Çorlu (2014), “FeTeMM Eğitimi Makale Çağrı Mektubu” makalesinde FeTeMM alanındaki çalışmaların arttırılmasına dikkat çekmiştir. Yapılacak olan çalışmalar ile FeTeMM Eğitiminin daha geniş bir kitleye yayılmasını ve eğitim-öğretim programında, ders müfredatlarında yer bulmasının öneminden bahsedilmiştir. Bu alanda yapılacak olan çalışmaların da destekleneceğini vurgulamıştır. Türkiye'nin inovasyon kapasitesini yüksek düzeye çıkarabilmesi için yüksek nitelikli Fen, Teknoloji, Mühendislik ve Matematik (FeTeMM) işgücünün gerekliliği vurgulanmıştır. Yirmibirinci yüzyılda değişen problemler ve şartlarıyla birlikte disiplinlerarası yaklaşımları ve takım çalışmalarını doğuran bu gereklilik, gençlerimi ve özellikle kız öğrencileri erken yaşlardan itibaren FeTeMM araştırmaları yapabilecekdüzeye getirecek şekilde eğitecek öğrenme ortamlarının dizaynı ve bu dizaynları aktif şekilde kullanabilecek öğretmenlerin yetiştirilmesini gerektiğini belirtmiştir. Bununla birlikte yapılan araştırmalar öğretmenlerimiz mesleklerine aktif bir FeTeMM eğitimi verebilmek için gerekli olan bütünleşik öğretmenlik bilgisinden mahrum bir şekilde başladığını göstermektedir. Bu çalışmanın amacı araştırmacıları FeTeMM eğitimi konusunda yürüttükleri çalışmalarının sonuçlarını TURJE'de yayımlamak noktasında cesaretlendirmektedir.

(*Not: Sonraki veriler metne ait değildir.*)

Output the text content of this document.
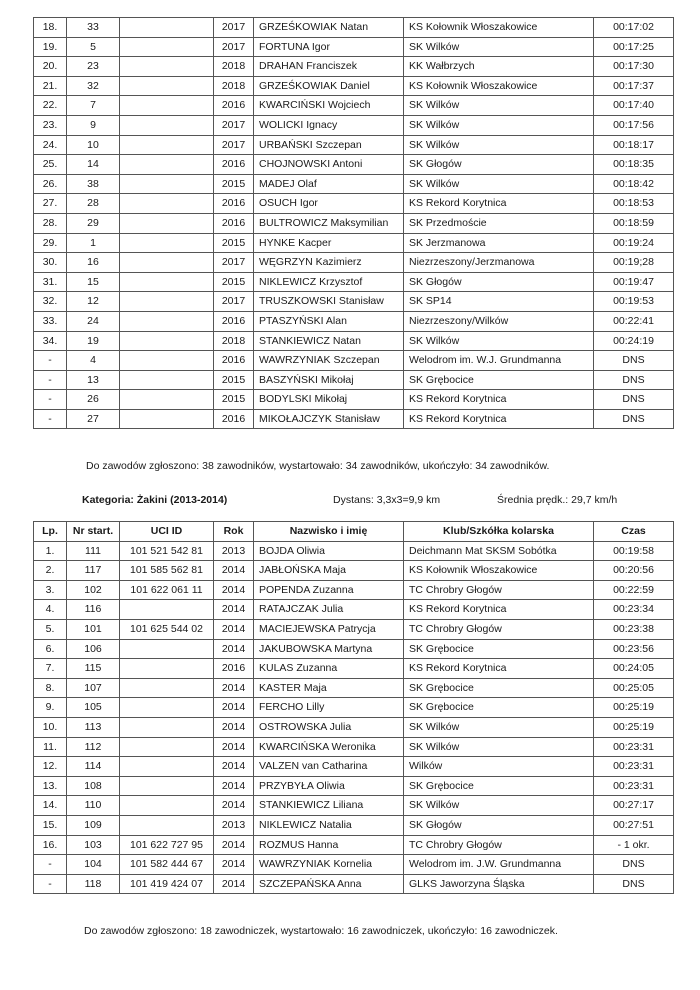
18.	33		2017	GRZEŚKOWIAK Natan	KS Kołownik Włoszakowice	00:17:02
19.	5		2017	FORTUNA Igor	SK Wilków	00:17:25
20.	23		2018	DRAHAN Franciszek	KK Wałbrzych	00:17:30
21.	32		2018	GRZEŚKOWIAK Daniel	KS Kołownik Włoszakowice	00:17:37
22.	7		2016	KWARCIŃSKI Wojciech	SK Wilków	00:17:40
23.	9		2017	WOLICKI Ignacy	SK Wilków	00:17:56
24.	10		2017	URBAŃSKI Szczepan	SK Wilków	00:18:17
25.	14		2016	CHOJNOWSKI Antoni	SK Głogów	00:18:35
26.	38		2015	MADEJ Olaf	SK Wilków	00:18:42
27.	28		2016	OSUCH Igor	KS Rekord Korytnica	00:18:53
28.	29		2016	BULTROWICZ Maksymilian	SK Przedmoście	00:18:59
29.	1		2015	HYNKE Kacper	SK Jerzmanowa	00:19:24
30.	16		2017	WĘGRZYN Kazimierz	Niezrzeszony/Jerzmanowa	00:19;28
31.	15		2015	NIKLEWICZ Krzysztof	SK Głogów	00:19:47
32.	12		2017	TRUSZKOWSKI Stanisław	SK SP14	00:19:53
33.	24		2016	PTASZYŃSKI Alan	Niezrzeszony/Wilków	00:22:41
34.	19		2018	STANKIEWICZ Natan	SK Wilków	00:24:19
-	4		2016	WAWRZYNIAK Szczepan	Welodrom im. W.J. Grundmanna	DNS
-	13		2015	BASZYŃSKI Mikołaj	SK Grębocice	DNS
-	26		2015	BODYLSKI Mikołaj	KS Rekord Korytnica	DNS
-	27		2016	MIKOŁAJCZYK Stanisław	KS Rekord Korytnica	DNS
Do zawodów zgłoszono: 38 zawodników, wystartowało: 34 zawodników, ukończyło: 34 zawodników.
Kategoria: Żakini (2013-2014)	Dystans: 3,3x3=9,9 km	Średnia prędk.: 29,7 km/h
Lp.	Nr start.	UCI ID	Rok	Nazwisko i imię	Klub/Szkółka kolarska	Czas
1.	111	101 521 542 81	2013	BOJDA Oliwia	Deichmann Mat SKSM Sobótka	00:19:58
2.	117	101 585 562 81	2014	JABŁOŃSKA Maja	KS Kołownik Włoszakowice	00:20:56
3.	102	101 622 061 11	2014	POPENDA Zuzanna	TC Chrobry Głogów	00:22:59
4.	116		2014	RATAJCZAK Julia	KS Rekord Korytnica	00:23:34
5.	101	101 625 544 02	2014	MACIEJEWSKA Patrycja	TC Chrobry Głogów	00:23:38
6.	106		2014	JAKUBOWSKA Martyna	SK Grębocice	00:23:56
7.	115		2016	KULAS Zuzanna	KS Rekord Korytnica	00:24:05
8.	107		2014	KASTER Maja	SK Grębocice	00:25:05
9.	105		2014	FERCHO Lilly	SK Grębocice	00:25:19
10.	113		2014	OSTROWSKA Julia	SK Wilków	00:25:19
11.	112		2014	KWARCIŃSKA Weronika	SK Wilków	00:23:31
12.	114		2014	VALZEN van Catharina	Wilków	00:23:31
13.	108		2014	PRZYBYŁA Oliwia	SK Grębocice	00:23:31
14.	110		2014	STANKIEWICZ Liliana	SK Wilków	00:27:17
15.	109		2013	NIKLEWICZ Natalia	SK Głogów	00:27:51
16.	103	101 622 727 95	2014	ROZMUS Hanna	TC Chrobry Głogów	- 1 okr.
-	104	101 582 444 67	2014	WAWRZYNIAK Kornelia	Welodrom im. J.W. Grundmanna	DNS
-	118	101 419 424 07	2014	SZCZEPAŃSKA Anna	GLKS Jaworzyna Śląska	DNS
Do zawodów zgłoszono: 18 zawodniczek, wystartowało: 16 zawodniczek, ukończyło: 16 zawodniczek.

Çorlu, Capraro & Capraro (2014), tarafından yapılan “Introducing STEM Education: Implications for Educating Our Teachers For the Age of Innovation (FeTeMM Eğitimi ve Alan Öğretmeni Eğitimine Yansımaları)” çalışma ile FeTeMM eğitiminin kuramsal çerçeve ile tanıtılması hedeflenmiştir. Bu hedefe yönelik bütünleşik öğretmenlik bilgisi ve müfredat alanlarında dünyada ve ülkemizde yapılmış araştırmalarla süregelen eğitim reform girişimlerini mercek altına almışlardır. Kavramlaştırılan modelin çıktısı olan matematik ve fen bilimleri arasındaki etkilişime odaklanıldığında, öğretmenlerimizin sadece kendi bölümlerinin uzmanlık alanları olması ülkemizin ihtiyacı olan insan gücünü yetiştirmede yeterli bir durum olmayacağı sonucuna varmışlardır.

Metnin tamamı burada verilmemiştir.